Another pragmatic benefit was Gold’s Gym, although when we moved to our new building that became less useful. But when we were in our old building, Gold’s Gym sat between my office and the Metro. There was never any excuse not to work out. In fact, I felt compelled to go in, even if I was “tired from a long day.” I have been lifting weights fairly regularly since I was fifteen, which is now forty years, but over the past six years (except for my Iraq time) I lifted MORE regularly because it was just more convenient. FSI has a gym, although I haven’t looked closely at it. It probably will not be as good. Gold’s Gym doesn’t have the really fancy equipment, but it is a place more attractive to people who really want to work out, as opposed to the dilettantes who just want to be seen looking good.
Well, one door closes and another opens. I am sure I will find plenty to like in my new incarnation. I am eager to get to the kinds of work I do well and the intellectual challenge of the language and area studies is attractive.
Time passes slowly but before you notice it has lurched forward and the future has become the past. The many days of doing routine things and seeing the same places seem to merge.
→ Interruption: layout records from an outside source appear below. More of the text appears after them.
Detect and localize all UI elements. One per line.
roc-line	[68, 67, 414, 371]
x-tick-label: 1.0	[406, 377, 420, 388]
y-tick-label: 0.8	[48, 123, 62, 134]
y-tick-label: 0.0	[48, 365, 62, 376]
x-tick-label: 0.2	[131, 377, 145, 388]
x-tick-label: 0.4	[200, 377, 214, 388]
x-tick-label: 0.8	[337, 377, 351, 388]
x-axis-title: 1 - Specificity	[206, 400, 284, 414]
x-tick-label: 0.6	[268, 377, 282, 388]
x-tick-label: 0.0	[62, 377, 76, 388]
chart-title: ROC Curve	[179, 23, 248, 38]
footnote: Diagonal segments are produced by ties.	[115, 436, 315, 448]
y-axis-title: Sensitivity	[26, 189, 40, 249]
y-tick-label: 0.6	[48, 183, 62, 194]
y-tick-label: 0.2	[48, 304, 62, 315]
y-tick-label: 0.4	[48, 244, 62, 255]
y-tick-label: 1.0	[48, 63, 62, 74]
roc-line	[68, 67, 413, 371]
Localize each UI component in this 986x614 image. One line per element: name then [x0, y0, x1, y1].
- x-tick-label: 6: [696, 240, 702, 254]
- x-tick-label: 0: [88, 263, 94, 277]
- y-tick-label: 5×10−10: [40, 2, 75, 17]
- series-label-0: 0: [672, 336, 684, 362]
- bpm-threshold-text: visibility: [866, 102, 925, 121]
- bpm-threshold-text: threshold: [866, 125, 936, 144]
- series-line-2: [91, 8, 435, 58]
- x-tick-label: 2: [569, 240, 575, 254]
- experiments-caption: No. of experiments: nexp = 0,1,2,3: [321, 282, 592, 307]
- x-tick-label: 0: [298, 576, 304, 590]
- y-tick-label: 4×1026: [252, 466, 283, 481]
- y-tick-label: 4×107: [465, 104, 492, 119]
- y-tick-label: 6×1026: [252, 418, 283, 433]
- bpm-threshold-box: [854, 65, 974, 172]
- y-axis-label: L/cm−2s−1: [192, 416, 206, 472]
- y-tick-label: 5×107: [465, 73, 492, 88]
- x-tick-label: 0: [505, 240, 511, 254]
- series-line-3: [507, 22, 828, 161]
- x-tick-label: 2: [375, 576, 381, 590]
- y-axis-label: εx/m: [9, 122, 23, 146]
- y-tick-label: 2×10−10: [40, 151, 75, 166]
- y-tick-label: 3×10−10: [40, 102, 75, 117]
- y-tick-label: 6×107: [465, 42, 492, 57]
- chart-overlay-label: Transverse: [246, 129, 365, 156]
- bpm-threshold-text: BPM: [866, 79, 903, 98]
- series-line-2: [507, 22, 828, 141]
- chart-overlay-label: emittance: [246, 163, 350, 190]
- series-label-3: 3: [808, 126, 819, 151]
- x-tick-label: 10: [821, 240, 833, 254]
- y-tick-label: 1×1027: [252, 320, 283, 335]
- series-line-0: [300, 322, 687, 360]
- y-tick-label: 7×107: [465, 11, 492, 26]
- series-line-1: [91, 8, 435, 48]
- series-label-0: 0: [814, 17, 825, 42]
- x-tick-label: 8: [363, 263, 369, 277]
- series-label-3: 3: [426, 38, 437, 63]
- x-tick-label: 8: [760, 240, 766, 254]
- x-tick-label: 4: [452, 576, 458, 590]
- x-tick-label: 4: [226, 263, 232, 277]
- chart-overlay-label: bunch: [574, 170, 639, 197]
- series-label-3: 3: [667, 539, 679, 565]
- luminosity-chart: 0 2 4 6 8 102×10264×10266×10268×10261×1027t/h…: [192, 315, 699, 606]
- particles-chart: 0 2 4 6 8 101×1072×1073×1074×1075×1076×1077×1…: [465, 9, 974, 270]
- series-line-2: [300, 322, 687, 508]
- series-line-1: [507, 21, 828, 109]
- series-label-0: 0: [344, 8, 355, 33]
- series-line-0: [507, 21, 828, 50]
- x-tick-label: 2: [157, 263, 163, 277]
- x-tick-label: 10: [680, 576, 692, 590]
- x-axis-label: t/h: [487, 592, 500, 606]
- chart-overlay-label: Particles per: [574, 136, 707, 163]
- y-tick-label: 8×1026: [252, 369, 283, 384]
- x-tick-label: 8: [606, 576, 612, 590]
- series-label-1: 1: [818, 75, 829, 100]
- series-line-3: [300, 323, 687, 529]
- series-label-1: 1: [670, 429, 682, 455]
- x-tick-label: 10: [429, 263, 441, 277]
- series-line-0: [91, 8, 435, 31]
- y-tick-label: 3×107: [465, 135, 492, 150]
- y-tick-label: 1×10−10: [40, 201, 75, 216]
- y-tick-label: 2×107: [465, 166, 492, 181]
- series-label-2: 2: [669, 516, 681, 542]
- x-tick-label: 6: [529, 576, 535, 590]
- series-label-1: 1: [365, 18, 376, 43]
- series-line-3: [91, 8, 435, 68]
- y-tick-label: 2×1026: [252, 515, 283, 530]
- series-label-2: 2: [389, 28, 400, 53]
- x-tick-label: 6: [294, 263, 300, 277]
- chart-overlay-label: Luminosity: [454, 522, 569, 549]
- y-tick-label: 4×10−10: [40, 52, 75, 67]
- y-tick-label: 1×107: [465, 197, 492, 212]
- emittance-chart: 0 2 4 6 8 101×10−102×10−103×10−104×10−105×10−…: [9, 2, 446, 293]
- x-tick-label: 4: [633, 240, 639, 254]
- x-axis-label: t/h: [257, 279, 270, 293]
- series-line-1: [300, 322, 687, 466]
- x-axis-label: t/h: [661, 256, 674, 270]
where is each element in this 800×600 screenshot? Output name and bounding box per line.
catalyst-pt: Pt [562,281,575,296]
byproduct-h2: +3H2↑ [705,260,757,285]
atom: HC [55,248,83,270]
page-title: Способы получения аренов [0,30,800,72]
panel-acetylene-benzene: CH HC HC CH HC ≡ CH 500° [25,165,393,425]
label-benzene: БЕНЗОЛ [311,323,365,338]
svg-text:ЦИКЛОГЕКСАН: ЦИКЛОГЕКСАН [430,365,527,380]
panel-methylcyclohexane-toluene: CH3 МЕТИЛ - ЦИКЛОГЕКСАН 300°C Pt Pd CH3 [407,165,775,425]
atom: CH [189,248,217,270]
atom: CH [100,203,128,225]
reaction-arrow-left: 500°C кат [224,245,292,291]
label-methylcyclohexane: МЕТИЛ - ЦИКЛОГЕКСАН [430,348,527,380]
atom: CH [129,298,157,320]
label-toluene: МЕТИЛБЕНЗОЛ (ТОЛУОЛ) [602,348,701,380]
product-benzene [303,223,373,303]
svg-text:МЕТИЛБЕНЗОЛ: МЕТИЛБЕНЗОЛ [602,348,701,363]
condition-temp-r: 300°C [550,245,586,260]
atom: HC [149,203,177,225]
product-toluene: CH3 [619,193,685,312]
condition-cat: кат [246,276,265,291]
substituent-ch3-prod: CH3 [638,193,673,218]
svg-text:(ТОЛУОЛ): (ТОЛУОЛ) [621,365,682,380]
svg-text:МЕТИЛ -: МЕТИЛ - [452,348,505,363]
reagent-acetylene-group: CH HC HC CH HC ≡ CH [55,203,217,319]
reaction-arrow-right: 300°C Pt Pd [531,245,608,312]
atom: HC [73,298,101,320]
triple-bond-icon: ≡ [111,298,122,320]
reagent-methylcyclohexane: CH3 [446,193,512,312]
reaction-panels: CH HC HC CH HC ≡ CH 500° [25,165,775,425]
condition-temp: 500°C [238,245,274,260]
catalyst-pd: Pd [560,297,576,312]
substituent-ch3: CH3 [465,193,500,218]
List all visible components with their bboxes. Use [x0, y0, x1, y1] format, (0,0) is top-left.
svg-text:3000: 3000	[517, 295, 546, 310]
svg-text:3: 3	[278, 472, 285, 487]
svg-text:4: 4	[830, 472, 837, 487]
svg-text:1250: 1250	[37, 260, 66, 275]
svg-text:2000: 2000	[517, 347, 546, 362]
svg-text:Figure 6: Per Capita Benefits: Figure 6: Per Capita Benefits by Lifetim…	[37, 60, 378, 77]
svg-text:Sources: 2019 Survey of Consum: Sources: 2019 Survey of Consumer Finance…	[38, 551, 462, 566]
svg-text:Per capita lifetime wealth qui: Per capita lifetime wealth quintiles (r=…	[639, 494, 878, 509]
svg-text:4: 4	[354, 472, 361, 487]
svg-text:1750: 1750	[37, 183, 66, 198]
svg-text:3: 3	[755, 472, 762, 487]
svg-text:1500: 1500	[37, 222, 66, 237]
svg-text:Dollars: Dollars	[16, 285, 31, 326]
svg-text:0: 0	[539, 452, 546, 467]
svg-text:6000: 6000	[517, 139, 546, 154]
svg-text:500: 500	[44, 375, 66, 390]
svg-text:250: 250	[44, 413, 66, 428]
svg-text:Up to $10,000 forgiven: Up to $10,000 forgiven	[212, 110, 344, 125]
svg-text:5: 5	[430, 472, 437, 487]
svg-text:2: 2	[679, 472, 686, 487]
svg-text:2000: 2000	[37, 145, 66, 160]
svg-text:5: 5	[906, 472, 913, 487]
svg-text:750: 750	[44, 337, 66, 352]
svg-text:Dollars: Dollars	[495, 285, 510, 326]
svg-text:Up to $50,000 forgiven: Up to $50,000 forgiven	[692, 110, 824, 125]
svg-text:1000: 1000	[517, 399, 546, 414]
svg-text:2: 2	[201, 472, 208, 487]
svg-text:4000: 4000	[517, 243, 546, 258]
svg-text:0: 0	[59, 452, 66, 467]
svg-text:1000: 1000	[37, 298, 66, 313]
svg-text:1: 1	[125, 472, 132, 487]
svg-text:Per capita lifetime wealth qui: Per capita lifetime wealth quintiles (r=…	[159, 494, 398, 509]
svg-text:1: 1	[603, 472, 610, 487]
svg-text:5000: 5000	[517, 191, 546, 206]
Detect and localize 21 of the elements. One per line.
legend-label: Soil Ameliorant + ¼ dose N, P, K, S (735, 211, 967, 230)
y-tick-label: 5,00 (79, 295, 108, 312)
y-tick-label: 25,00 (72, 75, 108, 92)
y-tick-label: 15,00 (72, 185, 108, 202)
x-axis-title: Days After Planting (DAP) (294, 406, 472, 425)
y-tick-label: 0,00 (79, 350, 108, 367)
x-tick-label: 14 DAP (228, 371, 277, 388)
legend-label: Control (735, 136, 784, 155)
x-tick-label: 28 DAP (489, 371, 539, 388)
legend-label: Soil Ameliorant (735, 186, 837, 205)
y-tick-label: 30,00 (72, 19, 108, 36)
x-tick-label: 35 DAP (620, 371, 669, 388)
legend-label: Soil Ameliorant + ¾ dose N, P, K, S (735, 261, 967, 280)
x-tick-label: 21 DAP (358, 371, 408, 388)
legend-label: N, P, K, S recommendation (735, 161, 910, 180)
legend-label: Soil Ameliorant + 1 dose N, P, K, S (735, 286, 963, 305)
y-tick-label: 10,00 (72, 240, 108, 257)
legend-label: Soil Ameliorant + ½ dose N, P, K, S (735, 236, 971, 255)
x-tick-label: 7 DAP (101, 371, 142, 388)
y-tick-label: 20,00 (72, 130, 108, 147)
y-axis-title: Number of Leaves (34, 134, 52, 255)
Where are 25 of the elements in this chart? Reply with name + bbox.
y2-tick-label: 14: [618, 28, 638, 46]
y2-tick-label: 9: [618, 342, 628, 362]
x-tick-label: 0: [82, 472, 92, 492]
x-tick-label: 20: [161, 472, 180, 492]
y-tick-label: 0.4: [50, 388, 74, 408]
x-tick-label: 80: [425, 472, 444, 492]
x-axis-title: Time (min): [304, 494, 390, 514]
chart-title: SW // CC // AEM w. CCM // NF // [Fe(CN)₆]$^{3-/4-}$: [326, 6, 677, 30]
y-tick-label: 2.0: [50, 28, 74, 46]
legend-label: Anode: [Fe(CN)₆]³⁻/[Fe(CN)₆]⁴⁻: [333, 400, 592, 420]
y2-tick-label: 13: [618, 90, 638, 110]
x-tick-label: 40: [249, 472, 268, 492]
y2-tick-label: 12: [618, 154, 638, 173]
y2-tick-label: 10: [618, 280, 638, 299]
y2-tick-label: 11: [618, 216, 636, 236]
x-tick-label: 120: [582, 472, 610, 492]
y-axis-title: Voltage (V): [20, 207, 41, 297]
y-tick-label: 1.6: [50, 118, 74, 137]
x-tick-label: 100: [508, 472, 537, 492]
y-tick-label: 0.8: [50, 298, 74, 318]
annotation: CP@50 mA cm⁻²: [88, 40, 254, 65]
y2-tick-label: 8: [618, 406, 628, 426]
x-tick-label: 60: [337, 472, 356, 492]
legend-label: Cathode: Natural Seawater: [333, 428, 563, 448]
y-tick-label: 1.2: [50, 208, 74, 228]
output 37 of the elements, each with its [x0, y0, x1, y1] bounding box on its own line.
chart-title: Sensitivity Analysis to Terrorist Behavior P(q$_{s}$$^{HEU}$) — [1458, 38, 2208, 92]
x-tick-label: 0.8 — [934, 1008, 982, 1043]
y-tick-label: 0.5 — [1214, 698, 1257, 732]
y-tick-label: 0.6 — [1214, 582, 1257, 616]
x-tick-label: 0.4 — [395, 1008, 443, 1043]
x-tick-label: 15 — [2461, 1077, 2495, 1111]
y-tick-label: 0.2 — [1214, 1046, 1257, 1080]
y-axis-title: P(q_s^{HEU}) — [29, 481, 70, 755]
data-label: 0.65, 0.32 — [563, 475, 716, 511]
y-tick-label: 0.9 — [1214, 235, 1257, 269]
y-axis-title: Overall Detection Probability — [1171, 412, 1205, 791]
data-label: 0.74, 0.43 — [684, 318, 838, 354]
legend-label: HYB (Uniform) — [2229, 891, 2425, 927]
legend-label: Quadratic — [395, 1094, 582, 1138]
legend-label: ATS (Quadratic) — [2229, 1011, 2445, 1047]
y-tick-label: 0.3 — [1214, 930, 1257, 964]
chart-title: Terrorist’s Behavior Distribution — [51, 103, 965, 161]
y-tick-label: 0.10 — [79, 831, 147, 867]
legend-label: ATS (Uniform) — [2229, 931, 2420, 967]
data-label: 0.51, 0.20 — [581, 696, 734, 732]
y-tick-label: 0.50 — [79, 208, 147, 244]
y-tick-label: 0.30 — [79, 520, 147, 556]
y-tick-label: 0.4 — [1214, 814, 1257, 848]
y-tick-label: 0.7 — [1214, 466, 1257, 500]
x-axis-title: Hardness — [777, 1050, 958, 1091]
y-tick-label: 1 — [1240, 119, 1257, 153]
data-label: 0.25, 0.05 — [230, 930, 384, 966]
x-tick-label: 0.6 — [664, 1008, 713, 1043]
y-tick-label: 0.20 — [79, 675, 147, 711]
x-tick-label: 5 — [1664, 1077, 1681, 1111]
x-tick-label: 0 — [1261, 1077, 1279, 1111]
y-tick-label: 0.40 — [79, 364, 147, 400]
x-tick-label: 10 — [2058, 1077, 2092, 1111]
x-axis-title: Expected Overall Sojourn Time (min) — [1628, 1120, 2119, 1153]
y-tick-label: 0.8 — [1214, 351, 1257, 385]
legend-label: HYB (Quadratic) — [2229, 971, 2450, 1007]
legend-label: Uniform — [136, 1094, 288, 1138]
It is funny how things end. That is why it is more important to have goals re what the type of person you aspire to become, rather than attaining particular jobs or positions. The day after you leave your job, no matter how exalted, is the day you are a former-whatever it was you were. You cannot take the nice office with you and the fancy title is meaningless once it is done. But you always take yourself along wherever you go, so it is a good idea to get to like what you are and to work not so much to win respect as to be worthy of your own respect and that of others, not matter what position you currently hold, or not Sic transit gloria mundi.
The pictures show the Lincoln Memorial at dusk. Next is the Capitol with the preparations for the John Stewart/Stephen Colbert show. Last is the Commerce Department from the Mall.